Ia, Muhammad yang selalu menyayangi fakir miskin dan anak yatim, menggelorakan perintah untuk senantiasa memperhatikan manusia lain yang berkekurangan.

Dan Ia, Muhammad, tak akan pernah kembali lagi.

Sungguh, Madinah berubah kelabu. Banyak manusia terlunta di sana

Dan Aisyah ra, yang pangkuannya menjadi tempat singgah kepala Rasulullah di saat terakhir kehidupannya, menyenandungkan syair kenangan untuk sang penerang, suaranya bening. Syahdunya membumbung ke jauh angkasa.

Beginilah Aisyah menyanjung sang Nabi yang telah pergi:
• Wahai manusia yang tidak sekalipun mengenakan sutera,
• Yang tidak pernah sejeda pun membaringkan raga pada empuknya tilam
• Wahai kekasih yang kini telah meninggalkan dunia,
• Ku tau perut mu tak pernah kenyang dengan pulut lembut roti gandum
• Duhai, yang lebih memilih tikar sebagai alas pembaringan
• Duhai, yang tidak pernah terlelap sepanjang malam karena takut sentuhan neraka Sa’ir

Dan Umar r.a yang paling dekat dengan musuh di setiap medan jihad itu, kini menghunus pedang.
Pedang itu menurutnya diperuntukkan untuk setiap mulut yang berani menyebut kekasih kesayangannya telah kembali kepada Allah. Umar tatap wajah-wajah para sahabat itu setajam mata pedangnya, meyakinkan mereka bahwa Umar sungguh-sungguh.

Umar terguncang.
Umar bersumpah.
Umar berteriak lantang.
Umar menjadi sedemikian garang. Ia berdiri di hadapan para sahabat yang terlunta-lunta menunggu kabar manusia yang dicinta.

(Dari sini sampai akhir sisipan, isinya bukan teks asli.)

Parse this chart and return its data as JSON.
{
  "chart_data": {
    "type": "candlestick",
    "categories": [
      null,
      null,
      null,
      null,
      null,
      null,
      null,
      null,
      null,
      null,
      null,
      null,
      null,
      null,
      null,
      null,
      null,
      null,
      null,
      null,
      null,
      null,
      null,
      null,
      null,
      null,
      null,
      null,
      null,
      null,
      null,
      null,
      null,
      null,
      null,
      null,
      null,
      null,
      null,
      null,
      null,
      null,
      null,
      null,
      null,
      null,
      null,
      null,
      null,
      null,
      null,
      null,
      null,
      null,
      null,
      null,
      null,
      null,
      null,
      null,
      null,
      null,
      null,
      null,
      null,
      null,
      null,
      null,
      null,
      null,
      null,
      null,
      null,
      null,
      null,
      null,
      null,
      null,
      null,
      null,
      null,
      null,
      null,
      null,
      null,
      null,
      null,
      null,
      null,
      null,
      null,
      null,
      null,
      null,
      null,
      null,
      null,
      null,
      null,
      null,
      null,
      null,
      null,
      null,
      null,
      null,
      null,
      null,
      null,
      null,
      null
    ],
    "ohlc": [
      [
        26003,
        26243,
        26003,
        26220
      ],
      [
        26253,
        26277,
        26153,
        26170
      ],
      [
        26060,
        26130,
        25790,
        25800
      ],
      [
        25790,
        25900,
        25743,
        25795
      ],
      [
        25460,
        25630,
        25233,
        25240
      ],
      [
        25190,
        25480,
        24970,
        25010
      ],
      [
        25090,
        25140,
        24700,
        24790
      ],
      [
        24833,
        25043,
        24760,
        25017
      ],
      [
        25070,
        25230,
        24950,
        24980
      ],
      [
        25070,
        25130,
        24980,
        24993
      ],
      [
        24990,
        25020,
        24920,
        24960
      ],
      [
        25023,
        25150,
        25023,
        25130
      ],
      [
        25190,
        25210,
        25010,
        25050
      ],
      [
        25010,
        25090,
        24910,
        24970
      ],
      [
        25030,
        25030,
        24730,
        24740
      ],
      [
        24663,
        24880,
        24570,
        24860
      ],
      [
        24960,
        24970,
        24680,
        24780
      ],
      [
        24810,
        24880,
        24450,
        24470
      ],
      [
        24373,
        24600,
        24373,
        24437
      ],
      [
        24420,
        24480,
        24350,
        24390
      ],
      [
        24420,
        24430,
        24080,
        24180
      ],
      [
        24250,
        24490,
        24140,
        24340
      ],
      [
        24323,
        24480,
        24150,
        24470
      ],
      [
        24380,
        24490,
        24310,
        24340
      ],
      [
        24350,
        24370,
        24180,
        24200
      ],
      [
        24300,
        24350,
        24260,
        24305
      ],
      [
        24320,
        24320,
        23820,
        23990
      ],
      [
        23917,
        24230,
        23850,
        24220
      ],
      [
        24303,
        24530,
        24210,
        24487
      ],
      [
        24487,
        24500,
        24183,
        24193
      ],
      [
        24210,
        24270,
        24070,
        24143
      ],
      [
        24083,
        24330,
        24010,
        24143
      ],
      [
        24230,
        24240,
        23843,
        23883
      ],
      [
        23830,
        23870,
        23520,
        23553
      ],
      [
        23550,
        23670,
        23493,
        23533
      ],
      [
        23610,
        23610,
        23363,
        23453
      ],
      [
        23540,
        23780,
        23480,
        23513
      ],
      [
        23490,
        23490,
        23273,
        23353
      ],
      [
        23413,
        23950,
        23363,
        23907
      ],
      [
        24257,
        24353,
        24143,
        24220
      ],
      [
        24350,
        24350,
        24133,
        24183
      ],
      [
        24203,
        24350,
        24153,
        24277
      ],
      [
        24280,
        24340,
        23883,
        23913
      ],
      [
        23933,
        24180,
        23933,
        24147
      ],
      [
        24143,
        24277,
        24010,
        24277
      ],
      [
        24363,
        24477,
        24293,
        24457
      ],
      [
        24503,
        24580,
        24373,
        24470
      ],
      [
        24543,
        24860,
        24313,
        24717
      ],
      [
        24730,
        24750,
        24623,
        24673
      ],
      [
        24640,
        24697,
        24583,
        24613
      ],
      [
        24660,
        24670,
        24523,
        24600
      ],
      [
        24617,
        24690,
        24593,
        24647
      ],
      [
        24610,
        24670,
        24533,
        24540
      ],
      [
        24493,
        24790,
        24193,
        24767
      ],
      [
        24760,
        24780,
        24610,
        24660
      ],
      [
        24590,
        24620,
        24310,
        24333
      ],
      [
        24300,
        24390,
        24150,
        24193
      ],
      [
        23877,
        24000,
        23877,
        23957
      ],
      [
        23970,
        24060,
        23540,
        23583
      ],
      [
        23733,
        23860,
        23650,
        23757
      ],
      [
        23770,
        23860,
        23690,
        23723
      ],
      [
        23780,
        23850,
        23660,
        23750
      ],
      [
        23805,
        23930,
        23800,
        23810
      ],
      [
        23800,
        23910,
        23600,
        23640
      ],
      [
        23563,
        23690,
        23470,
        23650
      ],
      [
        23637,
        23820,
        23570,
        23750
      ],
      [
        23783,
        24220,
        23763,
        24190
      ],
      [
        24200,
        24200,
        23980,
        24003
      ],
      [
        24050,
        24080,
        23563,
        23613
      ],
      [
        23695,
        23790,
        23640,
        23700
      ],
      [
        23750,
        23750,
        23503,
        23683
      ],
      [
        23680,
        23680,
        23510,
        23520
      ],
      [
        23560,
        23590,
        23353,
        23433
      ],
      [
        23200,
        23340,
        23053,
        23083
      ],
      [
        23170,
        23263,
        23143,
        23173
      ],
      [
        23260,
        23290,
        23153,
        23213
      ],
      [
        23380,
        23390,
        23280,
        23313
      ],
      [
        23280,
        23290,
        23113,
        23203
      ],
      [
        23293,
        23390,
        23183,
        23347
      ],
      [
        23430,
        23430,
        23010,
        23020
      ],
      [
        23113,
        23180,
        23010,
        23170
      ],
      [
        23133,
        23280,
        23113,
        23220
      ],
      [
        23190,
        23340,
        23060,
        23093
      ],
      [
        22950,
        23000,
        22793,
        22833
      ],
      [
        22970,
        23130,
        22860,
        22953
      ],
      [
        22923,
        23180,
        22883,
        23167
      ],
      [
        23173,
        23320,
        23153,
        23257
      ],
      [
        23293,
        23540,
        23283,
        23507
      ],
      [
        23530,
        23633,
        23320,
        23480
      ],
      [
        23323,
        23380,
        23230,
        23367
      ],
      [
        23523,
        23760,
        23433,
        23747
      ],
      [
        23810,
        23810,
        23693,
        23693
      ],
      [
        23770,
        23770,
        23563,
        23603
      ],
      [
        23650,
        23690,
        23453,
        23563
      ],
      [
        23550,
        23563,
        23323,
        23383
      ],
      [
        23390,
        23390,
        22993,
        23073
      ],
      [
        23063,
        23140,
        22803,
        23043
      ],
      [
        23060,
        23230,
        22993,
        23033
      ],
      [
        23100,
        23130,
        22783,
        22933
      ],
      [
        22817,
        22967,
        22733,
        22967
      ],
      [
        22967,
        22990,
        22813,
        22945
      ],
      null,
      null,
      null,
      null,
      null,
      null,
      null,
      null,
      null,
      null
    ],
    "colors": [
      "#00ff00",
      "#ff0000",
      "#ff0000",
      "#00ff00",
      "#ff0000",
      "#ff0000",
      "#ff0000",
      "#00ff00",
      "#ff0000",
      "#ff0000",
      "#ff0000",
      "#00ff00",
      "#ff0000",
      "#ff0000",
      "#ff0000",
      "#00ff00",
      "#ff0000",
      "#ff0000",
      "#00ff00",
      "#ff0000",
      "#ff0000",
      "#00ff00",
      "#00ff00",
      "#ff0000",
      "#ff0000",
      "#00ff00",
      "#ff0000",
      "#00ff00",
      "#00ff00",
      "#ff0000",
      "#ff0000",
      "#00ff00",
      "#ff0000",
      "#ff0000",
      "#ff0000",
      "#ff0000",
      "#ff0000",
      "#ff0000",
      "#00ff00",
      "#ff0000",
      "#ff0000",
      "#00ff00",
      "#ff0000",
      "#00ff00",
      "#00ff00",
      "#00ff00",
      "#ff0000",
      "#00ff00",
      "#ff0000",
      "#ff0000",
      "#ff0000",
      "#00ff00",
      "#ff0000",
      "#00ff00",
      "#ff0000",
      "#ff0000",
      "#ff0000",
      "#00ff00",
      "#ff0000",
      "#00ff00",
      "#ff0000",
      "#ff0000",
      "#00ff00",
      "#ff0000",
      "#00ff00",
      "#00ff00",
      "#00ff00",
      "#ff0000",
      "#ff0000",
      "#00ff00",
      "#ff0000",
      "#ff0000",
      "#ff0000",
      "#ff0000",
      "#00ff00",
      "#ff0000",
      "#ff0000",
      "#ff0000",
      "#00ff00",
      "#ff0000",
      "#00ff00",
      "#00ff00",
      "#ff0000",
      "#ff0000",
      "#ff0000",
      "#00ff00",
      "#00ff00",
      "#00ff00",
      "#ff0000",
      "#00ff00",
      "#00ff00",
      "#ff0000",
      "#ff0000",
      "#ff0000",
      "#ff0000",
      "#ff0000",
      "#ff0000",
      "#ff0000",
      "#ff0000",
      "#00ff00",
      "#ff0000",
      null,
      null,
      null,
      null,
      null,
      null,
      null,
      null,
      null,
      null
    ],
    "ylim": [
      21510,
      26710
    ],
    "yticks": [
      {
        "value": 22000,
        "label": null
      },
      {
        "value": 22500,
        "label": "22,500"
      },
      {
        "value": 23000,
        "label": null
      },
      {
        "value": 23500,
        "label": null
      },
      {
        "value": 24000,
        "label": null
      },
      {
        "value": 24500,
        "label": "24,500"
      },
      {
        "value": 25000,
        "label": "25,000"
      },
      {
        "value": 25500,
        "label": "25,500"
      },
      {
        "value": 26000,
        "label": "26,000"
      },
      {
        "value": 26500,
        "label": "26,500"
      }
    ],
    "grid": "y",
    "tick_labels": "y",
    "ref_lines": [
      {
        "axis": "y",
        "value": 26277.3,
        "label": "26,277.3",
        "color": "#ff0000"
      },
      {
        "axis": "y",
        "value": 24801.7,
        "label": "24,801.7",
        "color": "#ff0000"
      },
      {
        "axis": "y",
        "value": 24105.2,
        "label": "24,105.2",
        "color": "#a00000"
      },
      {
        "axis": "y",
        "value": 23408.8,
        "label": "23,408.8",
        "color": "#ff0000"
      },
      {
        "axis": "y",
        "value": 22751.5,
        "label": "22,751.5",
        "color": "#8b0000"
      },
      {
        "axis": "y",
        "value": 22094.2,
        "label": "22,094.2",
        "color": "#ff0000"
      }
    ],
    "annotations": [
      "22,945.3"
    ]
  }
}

Dan Bilal bin Rabah, yang suaranya selalu memenuhi udara Madinah dengan lantunan adzan itu, tak lagi mampu berseru di ketinggian menara mesjid.

Suaranya selalu hilang pada saat akan menyebut nama kekasih ‘Muhammad’.
Di dekat angkasa, seruannya berubah pekik tangisan. Tak jauh dari langit, suaranya menjelma isak pedih yang tak henti.

Setiap berdiri kukuh untuk mengumandangkan adzan, bayangan Purnama Madinah selalu saja jelas tergambar.

Tiap ingin menyeru manusia untuk menjumpai Allah, lidahnya hanya mampu berucap lembut,

"Aku mencintaimu duhai Muhammad, aku merindukanmu kekasih".

Bilal, budak hitam yang kerap di sanjung Nabi karena suara merdunya, kini hanya mampu mengenang Sang kekasih sambil menatap bola raksasa pergi di kaki langit.

Saudaraku, Sang penerang telah pergi menemui yang Maha tinggi

Purnama Madinah telah kembali, menjumpai kekasih yang merindui

Dan semesta, kehilangan pelita terindahnya

Saya mengenangmu ya Rasulullah, meski hanya dengan setitik tinta pena

Saya mengingatimu duhai pembawa cahaya dunia, meski hanya dengan selaksa kata

Sahabat, kenanglah Nabi Muhammad Saw, meski dalam kelengangan yang sempurna, agar hal ini

menjadi obat ajaib, penawar dan penyembuh kegersangan hati yang kerap berkunjung

Agar, di akhirat kelak, dengan agung Nabi memanggil semua manusia yang senantiasa merindukan dan mencintainya

Dan semoga kita salah satu diantara yg di panggil Oleh Rosululloh

Jika saat ini ada yang bening di kedua sudut kelopak mata kita, berbahagialah, karena mudah-mudahan ini sebuah pertanda.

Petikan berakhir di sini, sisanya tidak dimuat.